Arabic presents structural challenges that generic multilingual models handle poorly. Words are built from root-and-pattern morphology rather than simple prefixes and suffixes, script runs right to left, and everyday speech diverges sharply from Modern Standard Arabic depending on the speaker's country or region. Arabic NLP systems are trained directly on native Arabic text, including dialectal and code-switched examples, so they can parse intent and meaning without first converting the input into another language and losing information along the way.
For customer-facing AI in the Gulf and wider MENA region, most real conversations happen in a spoken dialect mixed with English terms, not formal Modern Standard Arabic, and often over WhatsApp. A system that only understands MSA or relies on machine translation will misread intent in everyday requests, which matters directly in regulated sectors like banking and healthcare where misunderstanding an instruction has real consequences, and in measured outcomes like automated resolution rate and CSAT.

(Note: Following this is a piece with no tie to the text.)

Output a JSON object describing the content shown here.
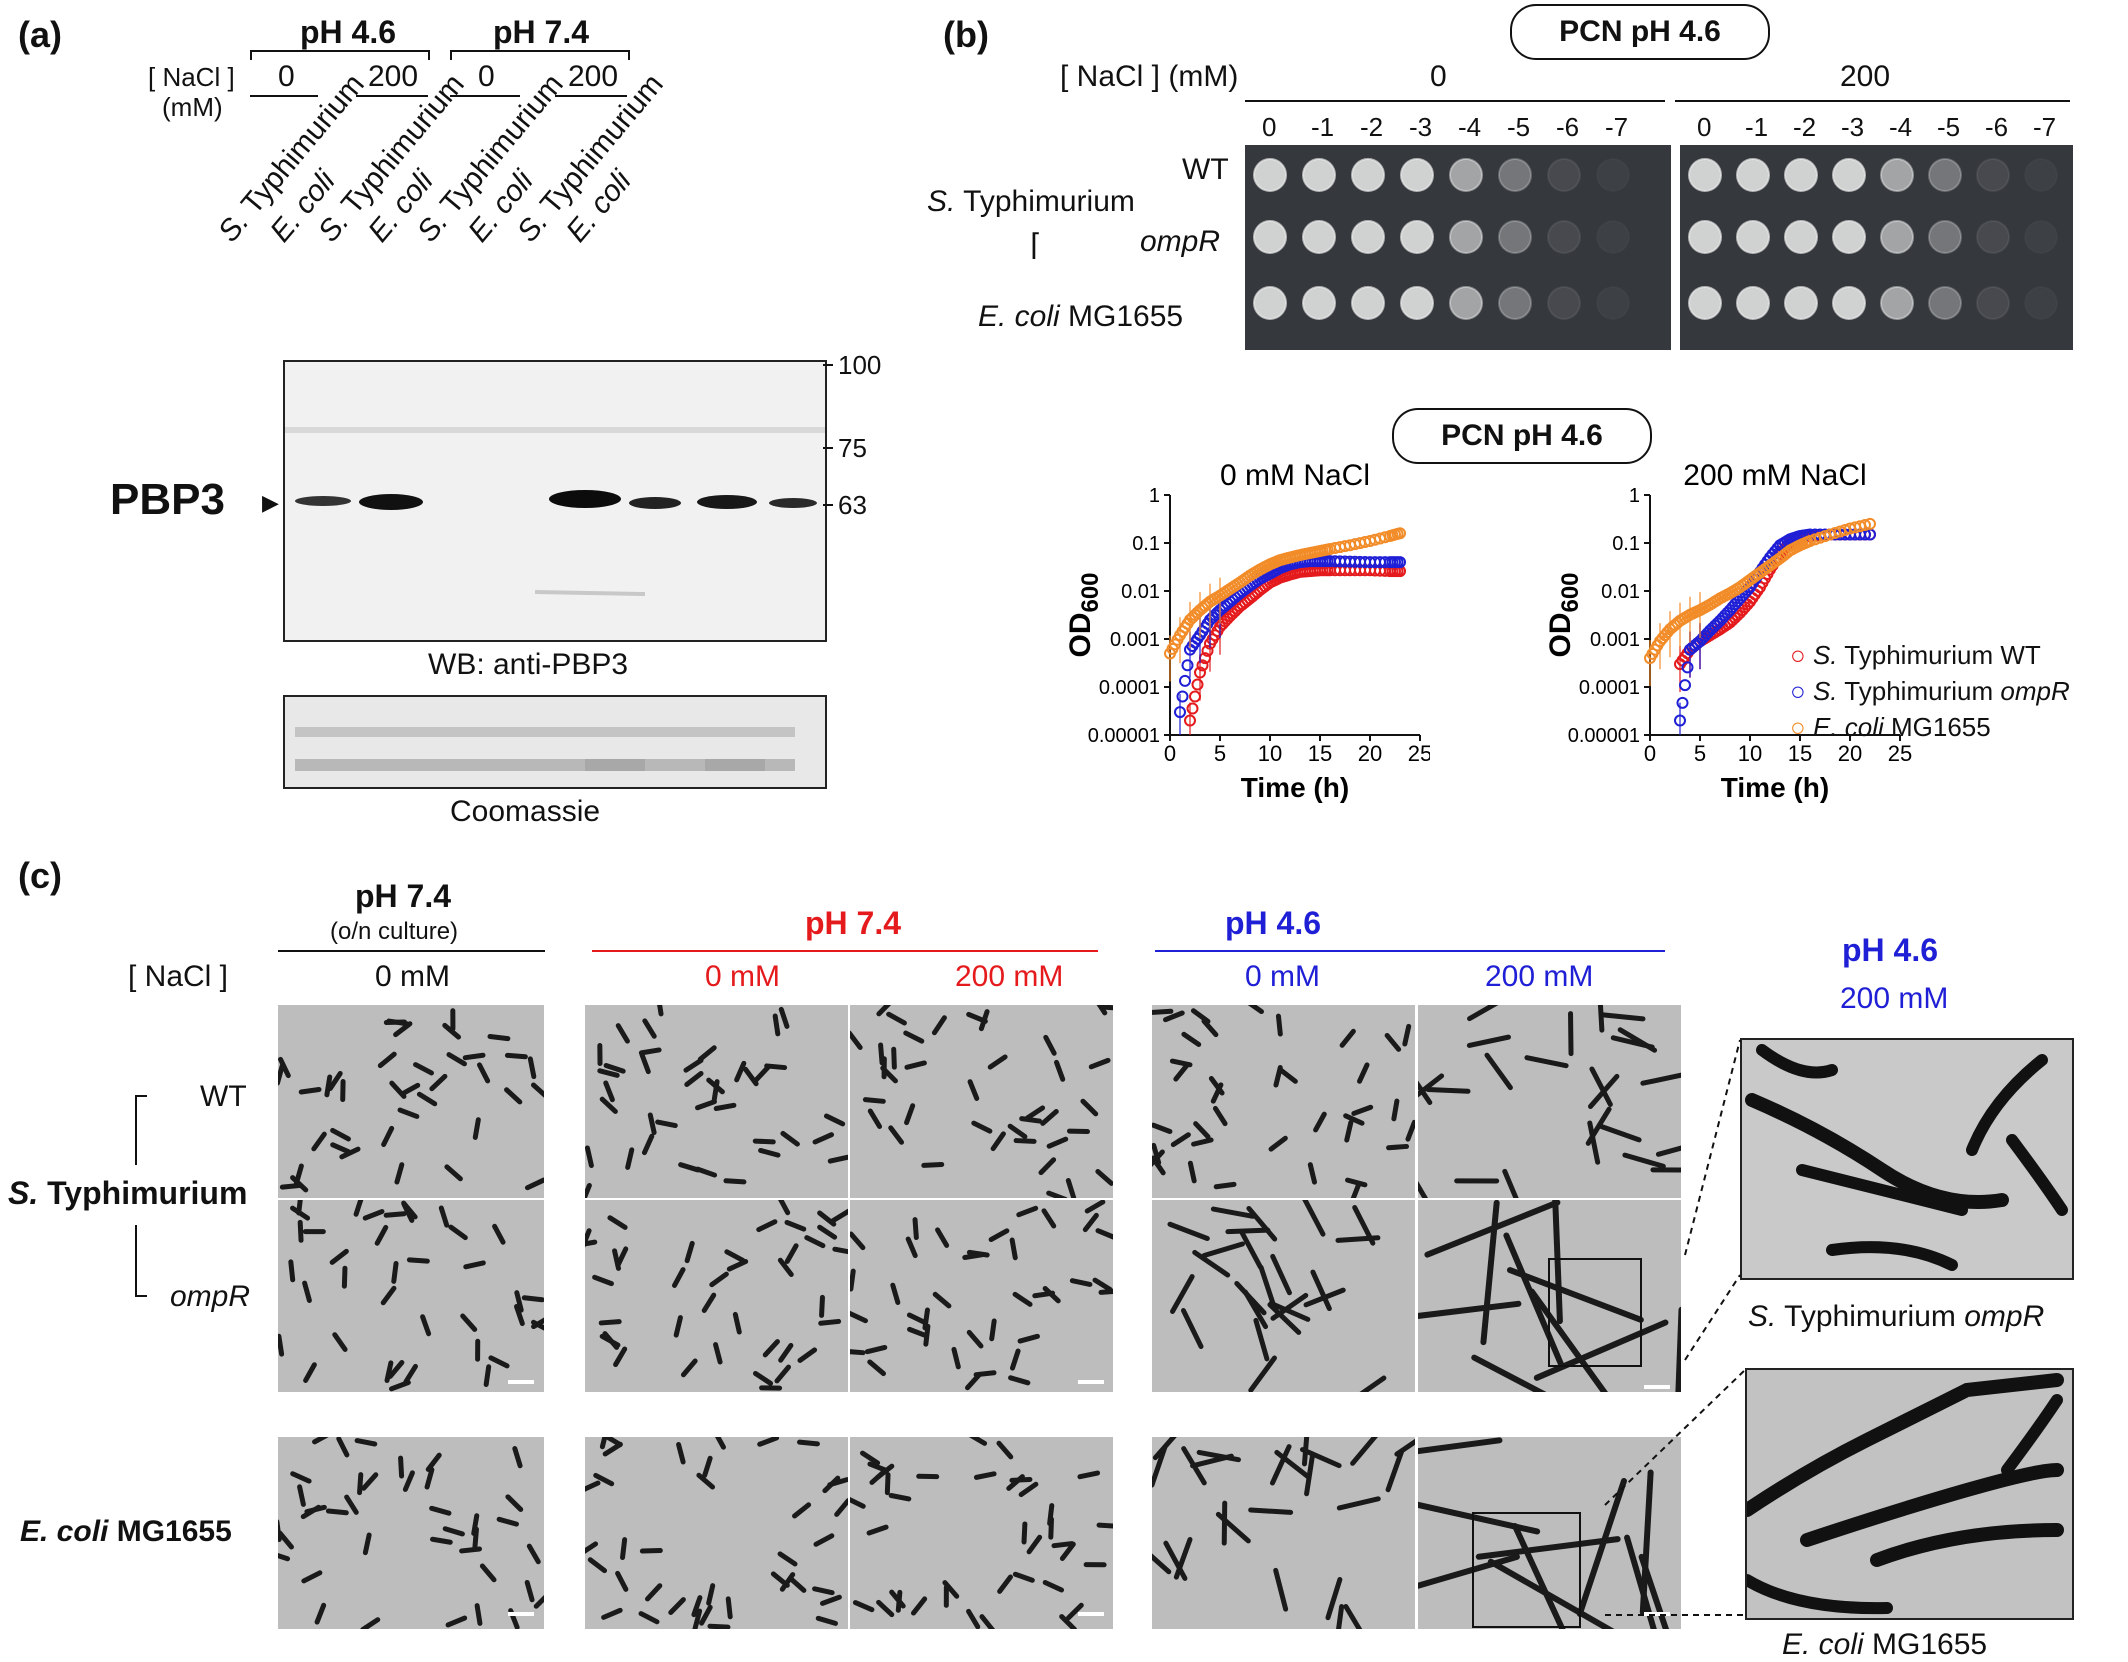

In Eshal: Eshal's NLP processes Gulf Arabic, Levantine Arabic, and Egyptian Arabic natively, including code-switched Arabic/English, reducing accuracy loss by up to 24 percentage points compared with MSA-only models, per the AI Customer Experience Benchmark 2026. This dialect-native approach underpins Eshal's automated resolution rates across MENA deployments, since intent detection only works reliably when the underlying model understands how customers actually speak.